Mod Note (Andy) - Throwback Thursday - this originally went up July 2012
A while back I mentioned that during the two years of my MBA program at a top-5 school, I'd put a star next to every note I took that I thought was worth carrying forward into my future career.
When I moved on, I threw away the 18 handwritten notebooks, but not before compiling all the starred stuff into a document. Depending on how you look at it ,you could say this document cost me nearly a quarter million dollars (not including opportunity cost). Disappointingly, it is only 11 pages long... and that's double-spaced.
A couple people have since written asking me for the document. It's a pretty personal list, so I can't do that. But I will share a few juicy tidbits here.
On operations: Ops MBAs have very little advancement (C-suite) potential. This is because a smart generalist can run ops up until the numbers turn Greek. Then you just hire a specialist.
On convertible debt: After exhausting the straight debt markets, CFOs like to issue convertible debt that is non-callable for a given period of time, say three years. If you are an investor in the company's other securities, pay close attention to this time frame. This is often the outside horizon of the CFO's projected time with the company. (The CFO knows that if the stock doesn't go up a lot in these three years, he is already going to be out the door and it won't be his problem.)
On strategy: A lot of companies think they have a competitive strategy but don't. If my competitors could follow this strategy and get the same results, it's a best practice, not a competitive strategy. So keep looking.
On modern M&A: It's often just a way for intangibles to change hands. You can sell a factory; it's a lot harder to find a way to legally sell a customer.
On revenue synergies: Sell them to the clients. Don't believe in them yourself.
Looking for early signs of a company in distress? The credit rating downgrade is not a warning; it's the final nail in the coffin. Instead, find out whether they are missing their 2/10 net 30 discounts. The return on that discount is way above most corporations' cost of capital. So if they're missing it, they're either morons or they have cash flow problems.
Oh, and one more important thing I learned during the program: on one of my blog posts a while back, I said that anyone prepping for b-school needs to brush up on their penis jokes.

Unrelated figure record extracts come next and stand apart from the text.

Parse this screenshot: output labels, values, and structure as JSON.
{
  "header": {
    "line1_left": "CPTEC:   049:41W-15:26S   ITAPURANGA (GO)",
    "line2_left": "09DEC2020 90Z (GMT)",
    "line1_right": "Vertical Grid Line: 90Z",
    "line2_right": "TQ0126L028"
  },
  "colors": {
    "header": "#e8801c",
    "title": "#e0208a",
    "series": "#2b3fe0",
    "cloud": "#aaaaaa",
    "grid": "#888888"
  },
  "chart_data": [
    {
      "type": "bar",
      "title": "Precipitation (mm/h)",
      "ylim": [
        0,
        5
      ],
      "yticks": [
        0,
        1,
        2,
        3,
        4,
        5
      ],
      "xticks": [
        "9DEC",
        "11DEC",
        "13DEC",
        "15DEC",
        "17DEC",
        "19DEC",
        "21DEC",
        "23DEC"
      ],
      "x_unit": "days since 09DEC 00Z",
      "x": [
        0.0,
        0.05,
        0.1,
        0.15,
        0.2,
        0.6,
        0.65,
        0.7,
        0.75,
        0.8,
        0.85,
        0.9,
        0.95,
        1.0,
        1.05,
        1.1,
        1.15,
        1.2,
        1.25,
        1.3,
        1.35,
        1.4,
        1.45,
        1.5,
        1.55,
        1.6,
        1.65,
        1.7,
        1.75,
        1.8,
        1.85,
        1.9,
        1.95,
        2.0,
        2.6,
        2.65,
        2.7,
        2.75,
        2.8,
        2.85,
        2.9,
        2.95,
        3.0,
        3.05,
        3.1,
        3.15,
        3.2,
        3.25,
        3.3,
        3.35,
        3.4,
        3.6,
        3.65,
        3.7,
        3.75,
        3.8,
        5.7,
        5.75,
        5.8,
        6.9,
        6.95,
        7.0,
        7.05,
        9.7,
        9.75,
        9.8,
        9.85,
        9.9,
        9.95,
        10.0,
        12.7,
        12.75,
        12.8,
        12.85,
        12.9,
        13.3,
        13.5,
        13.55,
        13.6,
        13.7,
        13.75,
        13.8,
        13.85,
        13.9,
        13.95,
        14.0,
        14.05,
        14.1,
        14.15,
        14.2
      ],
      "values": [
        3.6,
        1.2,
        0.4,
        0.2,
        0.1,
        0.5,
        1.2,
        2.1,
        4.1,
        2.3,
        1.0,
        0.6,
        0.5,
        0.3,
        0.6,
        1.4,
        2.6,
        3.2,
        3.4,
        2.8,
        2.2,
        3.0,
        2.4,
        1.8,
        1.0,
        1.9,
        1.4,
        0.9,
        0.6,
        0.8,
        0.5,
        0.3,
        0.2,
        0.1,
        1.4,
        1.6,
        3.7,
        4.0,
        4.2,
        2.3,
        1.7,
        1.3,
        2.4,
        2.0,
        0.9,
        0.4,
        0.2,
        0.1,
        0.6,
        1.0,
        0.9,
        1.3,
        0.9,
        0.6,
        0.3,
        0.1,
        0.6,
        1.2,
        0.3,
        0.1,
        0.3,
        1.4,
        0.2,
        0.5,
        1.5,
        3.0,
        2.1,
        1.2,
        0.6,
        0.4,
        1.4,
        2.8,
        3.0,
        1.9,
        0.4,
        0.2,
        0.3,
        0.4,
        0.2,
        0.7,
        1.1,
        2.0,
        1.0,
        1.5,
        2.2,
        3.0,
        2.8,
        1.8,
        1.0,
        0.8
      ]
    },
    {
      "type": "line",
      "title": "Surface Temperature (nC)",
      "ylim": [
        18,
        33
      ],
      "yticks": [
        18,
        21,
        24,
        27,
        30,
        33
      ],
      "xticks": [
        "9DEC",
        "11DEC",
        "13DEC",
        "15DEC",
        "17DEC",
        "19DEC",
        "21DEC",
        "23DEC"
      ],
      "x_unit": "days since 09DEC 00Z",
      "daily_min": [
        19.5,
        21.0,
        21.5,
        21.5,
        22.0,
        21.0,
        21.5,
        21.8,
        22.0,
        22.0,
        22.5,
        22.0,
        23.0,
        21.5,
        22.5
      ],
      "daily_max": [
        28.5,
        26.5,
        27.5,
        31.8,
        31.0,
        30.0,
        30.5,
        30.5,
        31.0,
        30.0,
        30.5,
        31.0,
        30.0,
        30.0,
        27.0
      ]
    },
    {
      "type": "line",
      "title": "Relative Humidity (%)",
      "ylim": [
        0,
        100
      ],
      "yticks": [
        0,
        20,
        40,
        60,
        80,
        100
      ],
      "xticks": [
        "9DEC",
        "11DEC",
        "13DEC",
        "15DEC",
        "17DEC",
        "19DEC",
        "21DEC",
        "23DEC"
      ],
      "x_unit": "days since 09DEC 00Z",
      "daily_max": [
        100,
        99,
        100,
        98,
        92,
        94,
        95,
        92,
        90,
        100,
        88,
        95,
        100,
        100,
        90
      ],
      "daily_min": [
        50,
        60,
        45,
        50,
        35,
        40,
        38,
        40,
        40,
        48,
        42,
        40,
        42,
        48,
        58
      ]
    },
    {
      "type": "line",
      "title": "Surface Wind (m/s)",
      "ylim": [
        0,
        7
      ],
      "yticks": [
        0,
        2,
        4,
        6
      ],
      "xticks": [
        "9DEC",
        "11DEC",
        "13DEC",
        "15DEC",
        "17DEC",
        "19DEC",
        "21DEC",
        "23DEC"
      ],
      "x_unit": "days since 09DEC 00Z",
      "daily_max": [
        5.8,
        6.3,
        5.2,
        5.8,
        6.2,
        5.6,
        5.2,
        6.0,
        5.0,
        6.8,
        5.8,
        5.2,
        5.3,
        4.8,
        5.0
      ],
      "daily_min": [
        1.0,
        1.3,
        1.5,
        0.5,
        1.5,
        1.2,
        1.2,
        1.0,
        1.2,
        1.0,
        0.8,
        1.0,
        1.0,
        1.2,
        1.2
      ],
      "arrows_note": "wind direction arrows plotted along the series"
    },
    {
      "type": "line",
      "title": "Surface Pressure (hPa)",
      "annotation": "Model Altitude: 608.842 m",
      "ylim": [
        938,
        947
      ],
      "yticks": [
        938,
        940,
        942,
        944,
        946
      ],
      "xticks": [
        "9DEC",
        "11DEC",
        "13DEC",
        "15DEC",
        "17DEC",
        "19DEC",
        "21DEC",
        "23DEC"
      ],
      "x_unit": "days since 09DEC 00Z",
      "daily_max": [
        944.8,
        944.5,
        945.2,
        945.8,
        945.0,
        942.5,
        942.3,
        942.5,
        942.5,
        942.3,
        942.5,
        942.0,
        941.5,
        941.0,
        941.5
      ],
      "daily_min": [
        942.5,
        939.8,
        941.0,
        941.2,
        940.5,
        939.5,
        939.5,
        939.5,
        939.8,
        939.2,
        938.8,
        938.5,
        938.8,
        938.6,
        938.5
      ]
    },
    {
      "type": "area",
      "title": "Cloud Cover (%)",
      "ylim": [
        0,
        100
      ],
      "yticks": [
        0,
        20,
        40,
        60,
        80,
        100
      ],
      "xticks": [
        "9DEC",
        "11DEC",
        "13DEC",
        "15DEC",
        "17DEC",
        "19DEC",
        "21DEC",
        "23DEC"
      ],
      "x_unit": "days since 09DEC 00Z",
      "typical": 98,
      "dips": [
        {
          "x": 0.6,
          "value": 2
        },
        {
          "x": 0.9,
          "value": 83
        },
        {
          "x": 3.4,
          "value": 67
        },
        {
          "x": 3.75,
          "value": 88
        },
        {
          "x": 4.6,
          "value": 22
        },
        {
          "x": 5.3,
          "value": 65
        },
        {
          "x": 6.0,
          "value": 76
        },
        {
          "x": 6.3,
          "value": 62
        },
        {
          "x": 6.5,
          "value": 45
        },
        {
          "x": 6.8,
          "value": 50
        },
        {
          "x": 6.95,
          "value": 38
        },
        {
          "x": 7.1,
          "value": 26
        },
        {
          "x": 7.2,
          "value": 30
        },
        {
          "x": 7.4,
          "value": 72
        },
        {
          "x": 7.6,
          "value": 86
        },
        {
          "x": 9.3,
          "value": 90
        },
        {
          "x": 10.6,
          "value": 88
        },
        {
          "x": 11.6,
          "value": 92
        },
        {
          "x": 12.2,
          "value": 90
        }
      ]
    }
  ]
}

The general response to this was along the lines of this response: "OP is out of touch with our current reality. Penis jokes? Really? Are we back in high school? I mean, I'm about to drop half a mil on a b-school and I'm suppose to laugh at a penis joke?"
Other monkeys replied and said, "Dude, get a clue; the OP was joking."
Sorry, folks. I actually wasn't joking.
Oh yes, my friend. If you go to a top program, you will pay a quarter mil (probably not a half mil) to laugh at penis jokes (typically while drinking $2 beers).
If it's any consolation, the quality of the jokes is markedly better than they were in college. From the world's best and brightest, would we expect anything else?